I don't doubt that Rosemond has lots of wisdom on many subjects relative to human behavior. Also, it sounds as if lilybug is much more familiar with his overall body of work than I am, so I am willing to give the benefit of the doubt, to an extent. Perhaps in order to get his point across, he feels he has to go in one extreme direction. I'm just concerned that an average parent, particularly one who is a Christian, could pick up his books or hear him speak and walk away feeling unnecessarily guilty about their parenting, especially if they have a child who is truly experiencing symptoms of ADHD as a result of neurological and biochemical differences. And if Rosemond is willing to go after ADHD with such vehemency, and such emphasis on the lack of conclusive scientific research demonstrating that neuro. and biochemical problems exist, I can't help but wonder if autism might be next on his list of diagnoses to question.

One last thing, then I'll try to let this go...

In his 21 page preview of The Diseasing of America's Children, I see Rosemond finding fault with parenting, the current cultural paradigm, and even with his colleagues. While there may well be some degree of problems with all of these, he leaves out the more significant problem of insurance companies which do not provide coverage sufficient enough to ensure that families can afford a thorough multidisciplinary evaluation. Without such thorough evaluation, a well-meaning pediatrician might come to quick, inaccurate conclusions resulting in medicating, just to give the parents and child some immediate relief, when other, natural and behavioral strategies might be employed and have almost equal benefits.

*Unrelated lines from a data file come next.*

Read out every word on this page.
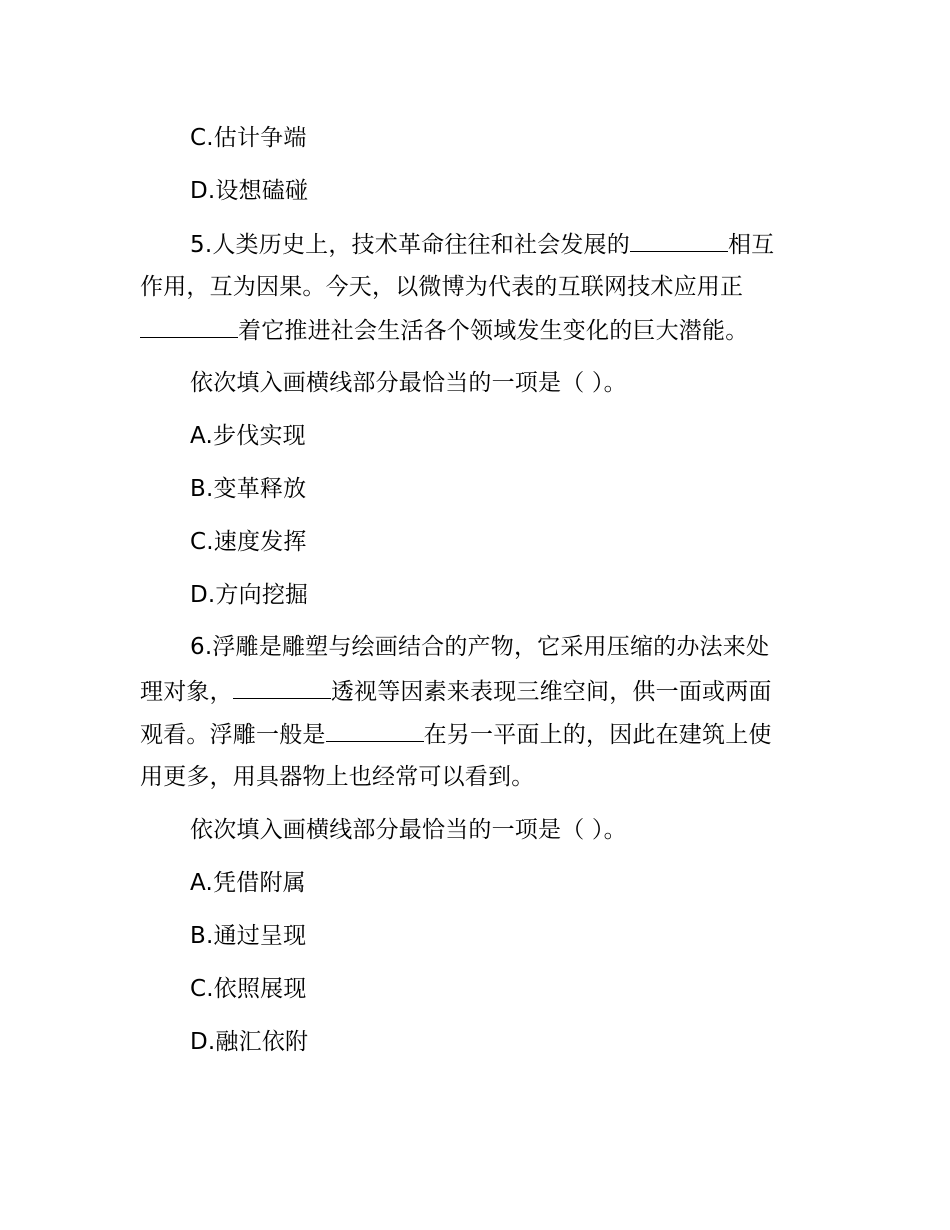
C.估计争端
D.设想磕碰
5.人类历史上，技术革命往往和社会发展的	相互
作用，互为因果。今天，以微博为代表的互联网技术应用正
着它推进社会生活各个领域发生变化的巨大潜能。
依次填入画横线部分最恰当的一项是（ ）。
A.步伐实现
B.变革释放
C.速度发挥
D.方向挖掘
6.浮雕是雕塑与绘画结合的产物，它采用压缩的办法来处
理对象，	透视等因素来表现三维空间，供一面或两面
观看。浮雕一般是	在另一平面上的，因此在建筑上使
用更多，用具器物上也经常可以看到。
依次填入画横线部分最恰当的一项是（ ）。
A.凭借附属
B.通过呈现
C.依照展现
D.融汇依附
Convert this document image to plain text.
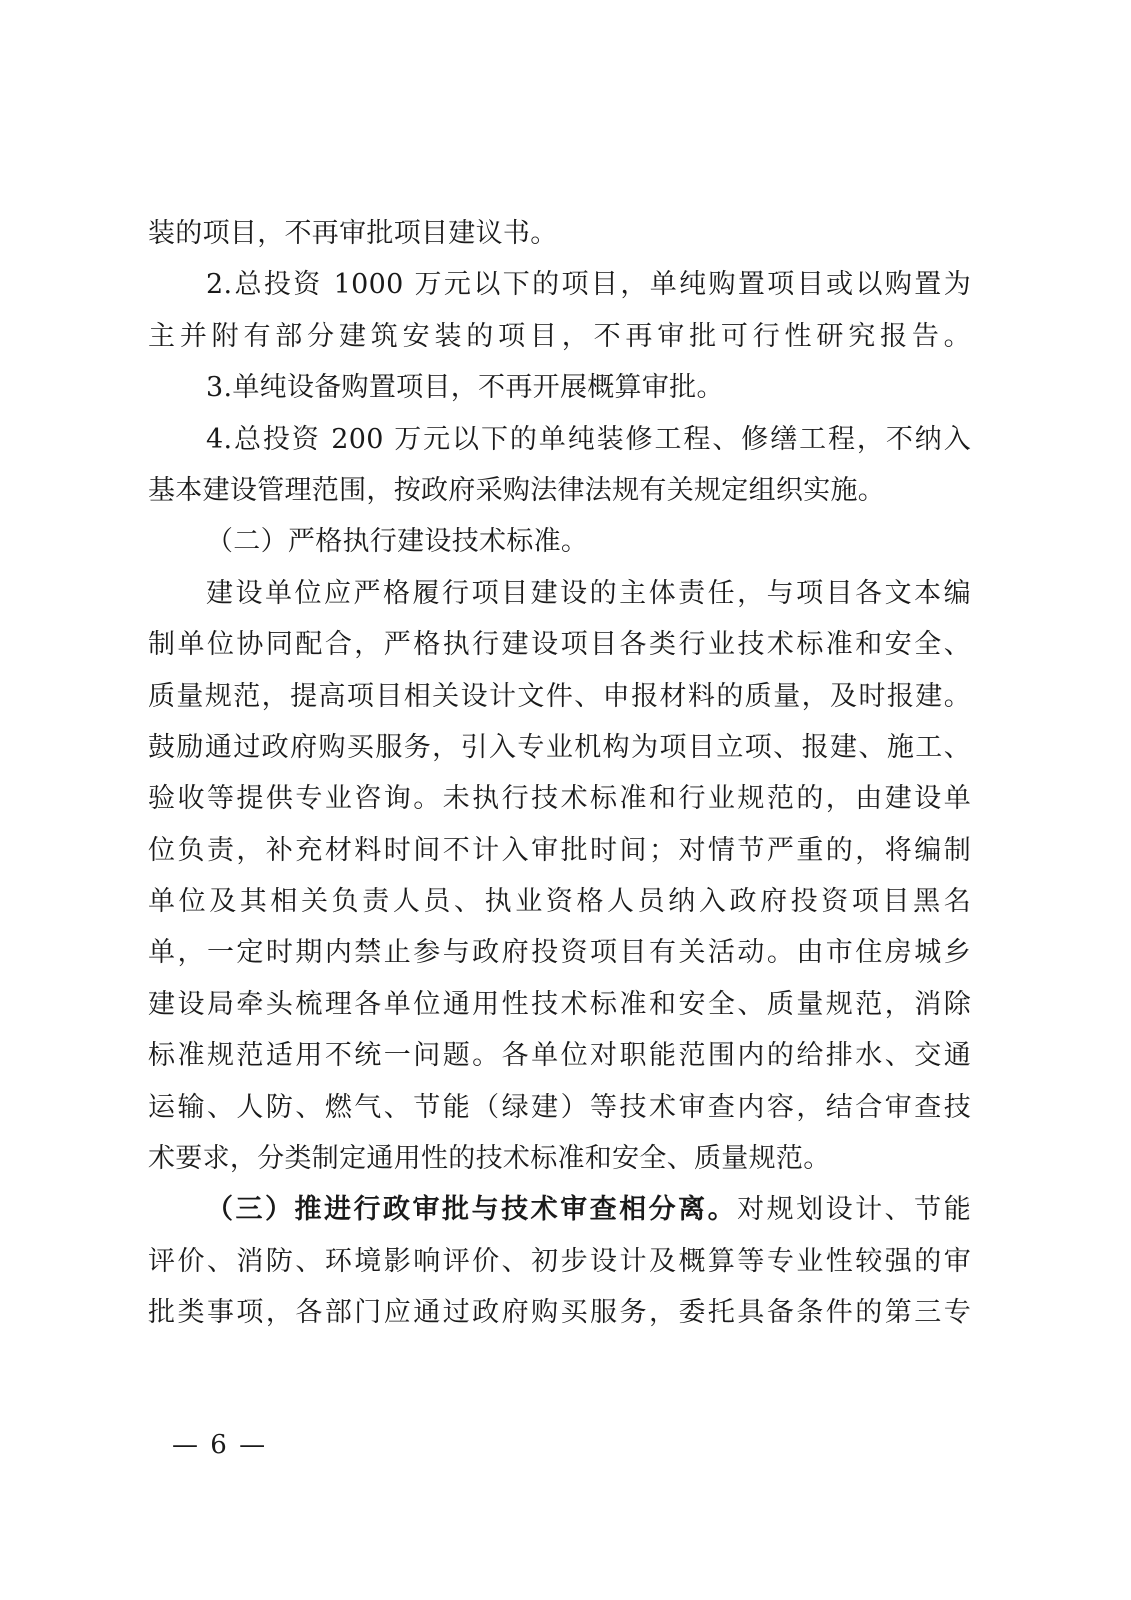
装的项目，不再审批项目建议书。
2.总投资 1000 万元以下的项目，单纯购置项目或以购置为
主并附有部分建筑安装的项目，不再审批可行性研究报告。
3.单纯设备购置项目，不再开展概算审批。
4.总投资 200 万元以下的单纯装修工程、修缮工程，不纳入
基本建设管理范围，按政府采购法律法规有关规定组织实施。
（二）严格执行建设技术标准。
建设单位应严格履行项目建设的主体责任，与项目各文本编
制单位协同配合，严格执行建设项目各类行业技术标准和安全、
质量规范，提高项目相关设计文件、申报材料的质量，及时报建。
鼓励通过政府购买服务，引入专业机构为项目立项、报建、施工、
验收等提供专业咨询。未执行技术标准和行业规范的，由建设单
位负责，补充材料时间不计入审批时间；对情节严重的，将编制
单位及其相关负责人员、执业资格人员纳入政府投资项目黑名
单，一定时期内禁止参与政府投资项目有关活动。由市住房城乡
建设局牵头梳理各单位通用性技术标准和安全、质量规范，消除
标准规范适用不统一问题。各单位对职能范围内的给排水、交通
运输、人防、燃气、节能（绿建）等技术审查内容，结合审查技
术要求，分类制定通用性的技术标准和安全、质量规范。
（三）推进行政审批与技术审查相分离。对规划设计、节能
评价、消防、环境影响评价、初步设计及概算等专业性较强的审
批类事项，各部门应通过政府购买服务，委托具备条件的第三专
— 6 —
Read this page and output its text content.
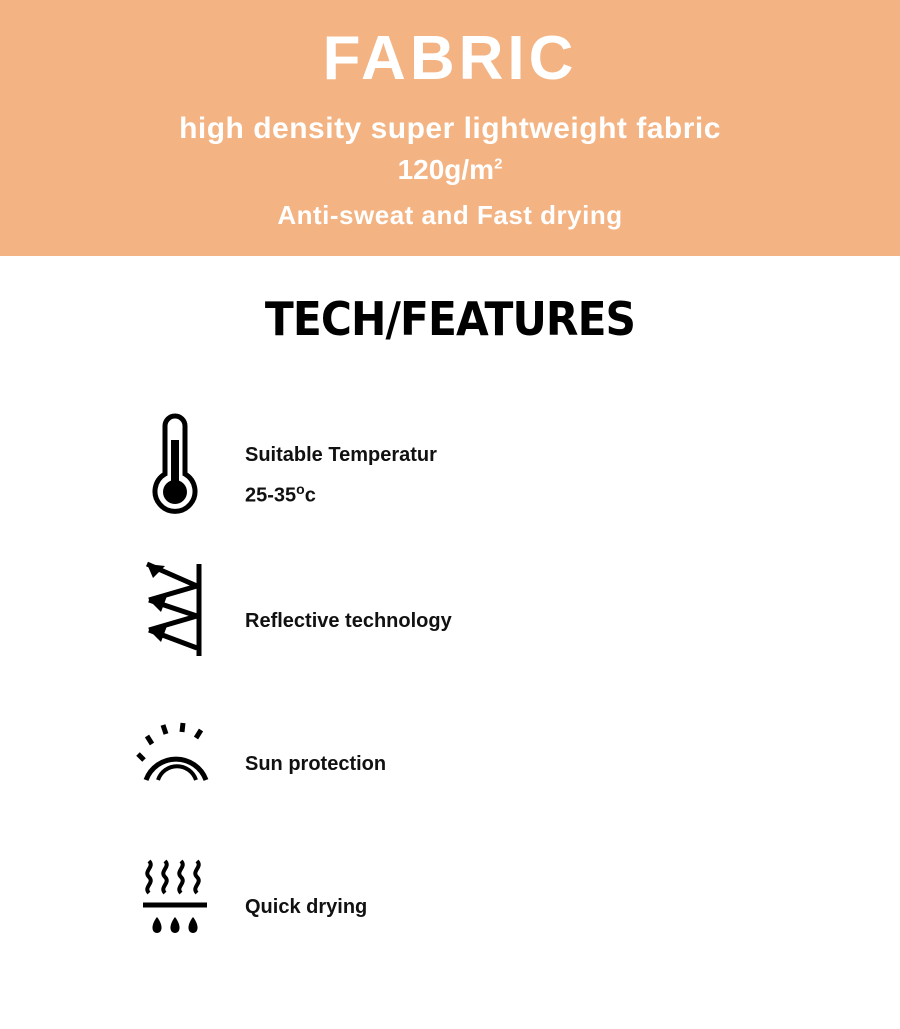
FABRIC
high density super lightweight fabric
$120g/m^2$
Anti-sweat and Fast drying
TECH/FEATURES
Suitable Temperatur
25-35$^o$c
Reflective technology
Sun protection
Quick drying
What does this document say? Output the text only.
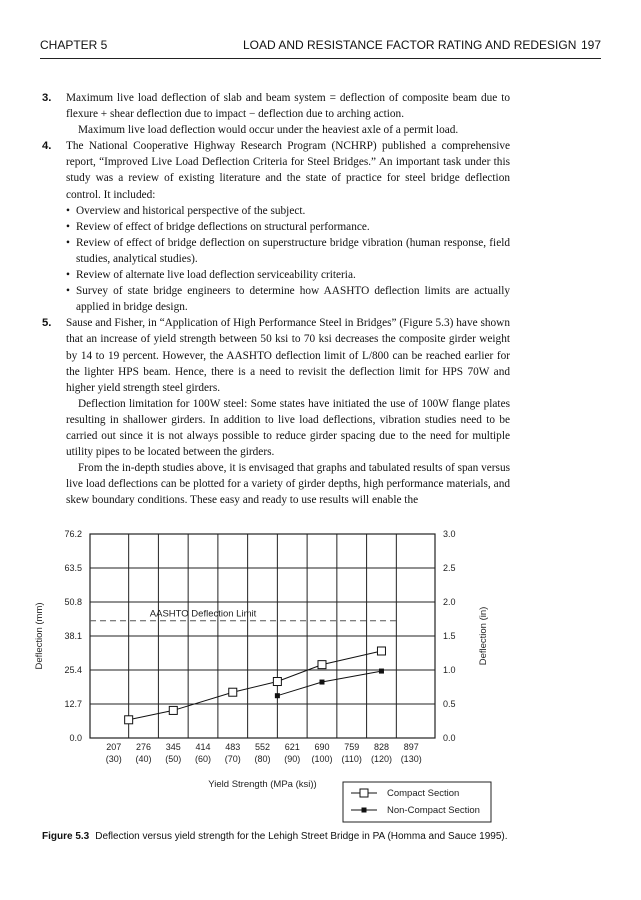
CHAPTER 5	LOAD AND RESISTANCE FACTOR RATING AND REDESIGN 197
3. Maximum live load deflection of slab and beam system = deflection of composite beam due to flexure + shear deflection due to impact − deflection due to arching action.
Maximum live load deflection would occur under the heaviest axle of a permit load.
4. The National Cooperative Highway Research Program (NCHRP) published a comprehensive report, “Improved Live Load Deflection Criteria for Steel Bridges.” An important task under this study was a review of existing literature and the state of practice for steel bridge deflection control. It included:
• Overview and historical perspective of the subject.
• Review of effect of bridge deflections on structural performance.
• Review of effect of bridge deflection on superstructure bridge vibration (human response, field studies, analytical studies).
• Review of alternate live load deflection serviceability criteria.
• Survey of state bridge engineers to determine how AASHTO deflection limits are actually applied in bridge design.
5. Sause and Fisher, in “Application of High Performance Steel in Bridges” (Figure 5.3) have shown that an increase of yield strength between 50 ksi to 70 ksi decreases the composite girder weight by 14 to 19 percent. However, the AASHTO deflection limit of L/800 can be reached earlier for the lighter HPS beam. Hence, there is a need to revisit the deflection limit for HPS 70W and higher yield strength steel girders.
Deflection limitation for 100W steel: Some states have initiated the use of 100W flange plates resulting in shallower girders. In addition to live load deflections, vibration studies need to be carried out since it is not always possible to reduce girder spacing due to the need for multiple utility pipes to be located between the girders.
From the in-depth studies above, it is envisaged that graphs and tabulated results of span versus live load deflections can be plotted for a variety of girder depths, high performance materials, and skew boundary conditions. These easy and ready to use results will enable the
76.2	3.0
63.5	2.5
50.8	2.0
38.1	1.5
25.4	1.0
12.7	0.5
0.0	0.0
207
(30)
276
(40)
345
(50)
414
(60)
483
(70)
552
(80)
621
(90)
690
(100)
759
(110)
828
(120)
897
(130)
AASHTO Deflection Limit
Yield Strength (MPa (ksi))
Deflection (mm)	Deflection (in)
Compact Section
Non-Compact Section
Figure 5.3 Deflection versus yield strength for the Lehigh Street Bridge in PA (Homma and Sauce 1995).
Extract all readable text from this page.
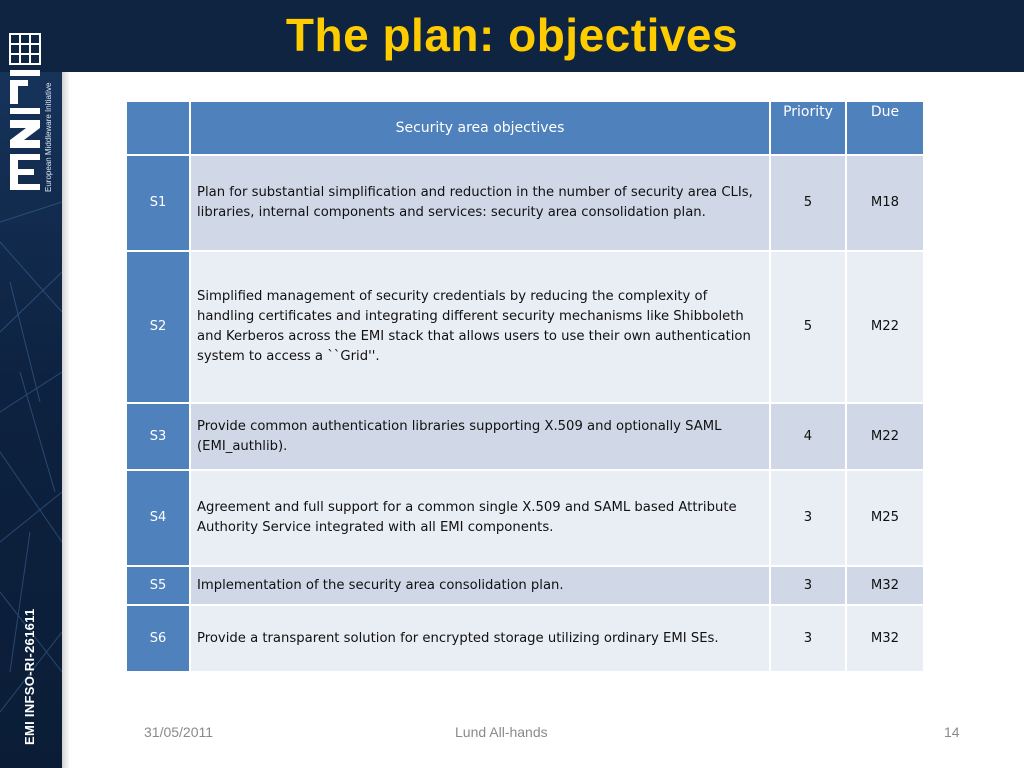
The plan: objectives
European Middleware Initiative
EMI INFSO-RI-261611
	Security area objectives	Priority	Due
S1	Plan for substantial simplification and reduction in the number of security area CLIs, libraries, internal components and services: security area consolidation plan.	5	M18
S2	Simplified management of security credentials by reducing the complexity of handling certificates and integrating different security mechanisms like Shibboleth and Kerberos across the EMI stack that allows users to use their own authentication system to access a ``Grid''.	5	M22
S3	Provide common authentication libraries supporting X.509 and optionally SAML (EMI_authlib).	4	M22
S4	Agreement and full support for a common single X.509 and SAML based Attribute Authority Service integrated with all EMI components.	3	M25
S5	Implementation of the security area consolidation plan.	3	M32
S6	Provide a transparent solution for encrypted storage utilizing ordinary EMI SEs.	3	M32
31/05/2011	Lund All-hands	14
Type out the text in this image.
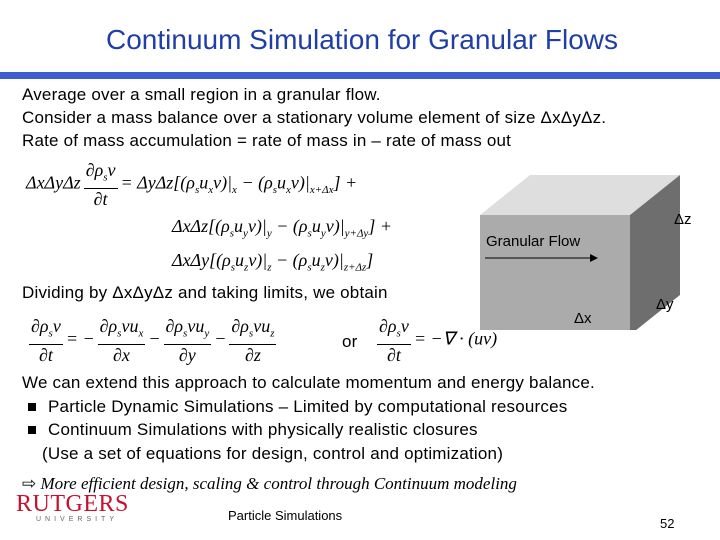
Continuum Simulation for Granular Flows
Average over a small region in a granular flow.
Consider a mass balance over a stationary volume element of size ΔxΔyΔz.
Rate of mass accumulation = rate of mass in – rate of mass out
ΔxΔyΔz $\frac{\partial\rho_sv}{\partial t} = \Delta y\Delta z[(\rho_su_xv)|_x - (\rho_su_xv)|_{x+\Delta x}]$ +
$\Delta x\Delta z[(\rho_su_yv)|_y - (\rho_su_yv)|_{y+\Delta y}]$ +
$\Delta x\Delta y[(\rho_su_zv)|_z - (\rho_su_zv)|_{z+\Delta z}]$
Dividing by ΔxΔyΔz and taking limits, we obtain
$\frac{\partial\rho_sv}{\partial t}$ = − $\frac{\partial\rho_svu_x}{\partial x} - \frac{\partial\rho_svu_y}{\partial y} - \frac{\partial\rho_svu_z}{\partial z}$	or $\frac{\partial\rho_sv}{\partial t}$ = −∇ · (uv)
Granular Flow
Δz
Δx
Δy
We can extend this approach to calculate momentum and energy balance.
Particle Dynamic Simulations – Limited by computational resources
Continuum Simulations with physically realistic closures
(Use a set of equations for design, control and optimization)
⇨ More efficient design, scaling & control through Continuum modeling
RUTGERS
UNIVERSITY	Particle Simulations
52
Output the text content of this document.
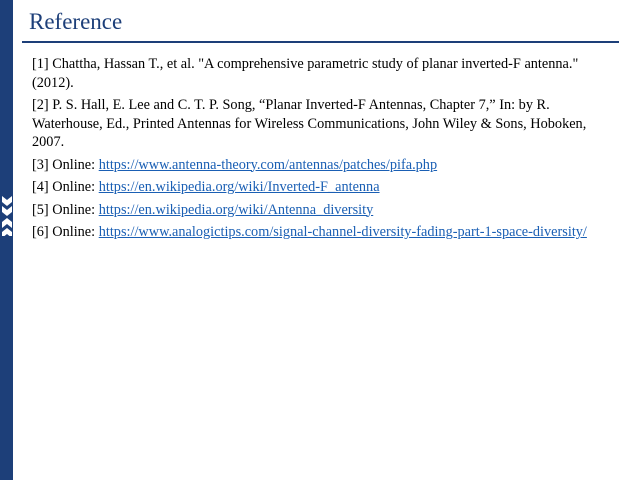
Reference
[1] Chattha, Hassan T., et al. "A comprehensive parametric study of planar inverted-F antenna." (2012).
[2] P. S. Hall, E. Lee and C. T. P. Song, “Planar Inverted-F Antennas, Chapter 7,” In: by R. Waterhouse, Ed., Printed Antennas for Wireless Communications, John Wiley & Sons, Hoboken, 2007.
[3] Online: https://www.antenna-theory.com/antennas/patches/pifa.php
[4] Online: https://en.wikipedia.org/wiki/Inverted-F_antenna
[5] Online: https://en.wikipedia.org/wiki/Antenna_diversity
[6] Online: https://www.analogictips.com/signal-channel-diversity-fading-part-1-space-diversity/
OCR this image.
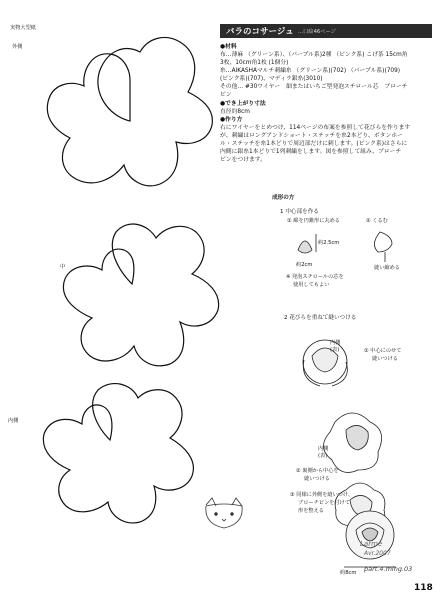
実物大型紙
外側
中
内側
バラのコサージュ …口絵46ページ
●材料
布…薄麻 （グリーン系）、（パープル系)2種 （ピンク系) こげ茶 15cm角
3枚、10cm角1枚 (1個分)
糸…AIKASHAマルチ刺繍糸 （グリーン系)(702) （パープル系)(709)
(ピンク系)(707)、マディラ銀糸(3010)
その他… #30ワイヤー　細またはいちご型発泡スチロール芯　ブローチ
ピン
●でき上がり寸法
直径約8cm
●作り方
右にワイヤーをとめつけ、114ページの布案を参照して花びらを作ります
が、刺繍はロングアンドショート・ステッチを糸2本どり、ボタンホー
ル・ステッチを糸1本どりで周辺部だけに刺します。(ピンク系)はさらに
内側に銀糸1本どりで1列刺繍をします。図を参照して組み、ブローチ
ピンをつけます。
成形の方
1 中心部を作る
① 綿を円錐形に丸める	② くるむ
約2.5cm
約2cm	縫い縮める
※ 発泡スチロールの芯を
使用してもよい
2 花びらを重ねて縫いつける
内側
(表)	① 中心にのせて
縫いつける
内側
(表)
② 裏側から中心を
縫いつける
③ 同様に外側を縫いつけ、
ブローチピンを付けて
形を整える
約8cm
Larme
Avr.2007
part.4.mlng.03
118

I am still very suspicious of Rosemond's approach, and urge other parents to consider that not everything he (or any proclaimed parenting expert) recommends is the best for every family.

lilybug's picture
by lilybug 1 yr. ago.

Yes, I admit that I know him personally, but more importantly am very familiar with his work over the years. I've read every book, though admittedly still working on the latest, most of his columns, and have been a member of his website for years. I'm equally skeptical of most parenting experts, but for some reason have found his work to be the most interesting, honest, and helpful (personally) of the material that I've read. I only met him after being impressed with his work, and of course more so after getting to know him a little bit (by no means am I a close friend, or do I ever claim to speak for him). But before having my own kids, I was a nanny for many years, and worked in various childcare situtations, and had come to many conclusions based on these experiences about how I wanted to raise my kids. And now having my own, his style has been such a natural fit, and I really do credit those philosophies with the fact that I don't find parenting four kids even remotely overwhelming. And I'm NO supermom, believe me. But it can be soooo much easier than people make it, and I think that's what makes him a little nuts, and me too!

lisaup's picture
by lisaup 9 mon. ago.

I did the same with our son.  I knew that he knew how to go in the potty, he was just being defiant.  I took away most of his toys and he "earned" them back when he used the potty and his pull-ups were dry.  He  failed  only twice (he was testing me to see if I would keep my word), where I took back a toy of my choice and he had to earn it back again.  Well, he learned that I stand by my word and that he really could go in the potty and not have to wear pull-up's anymore.  He was COMPLETELY POTTY TRAINED and in underware full time just BEFORE his 3rd birthday.

It can be done.  It just takes time, consistency and patience.He continues to be in underware and has had no accidents in 8 months time.

mahesh's picture
by mahesh 1 mon. ago.

What care needs to be taken while pregnancy.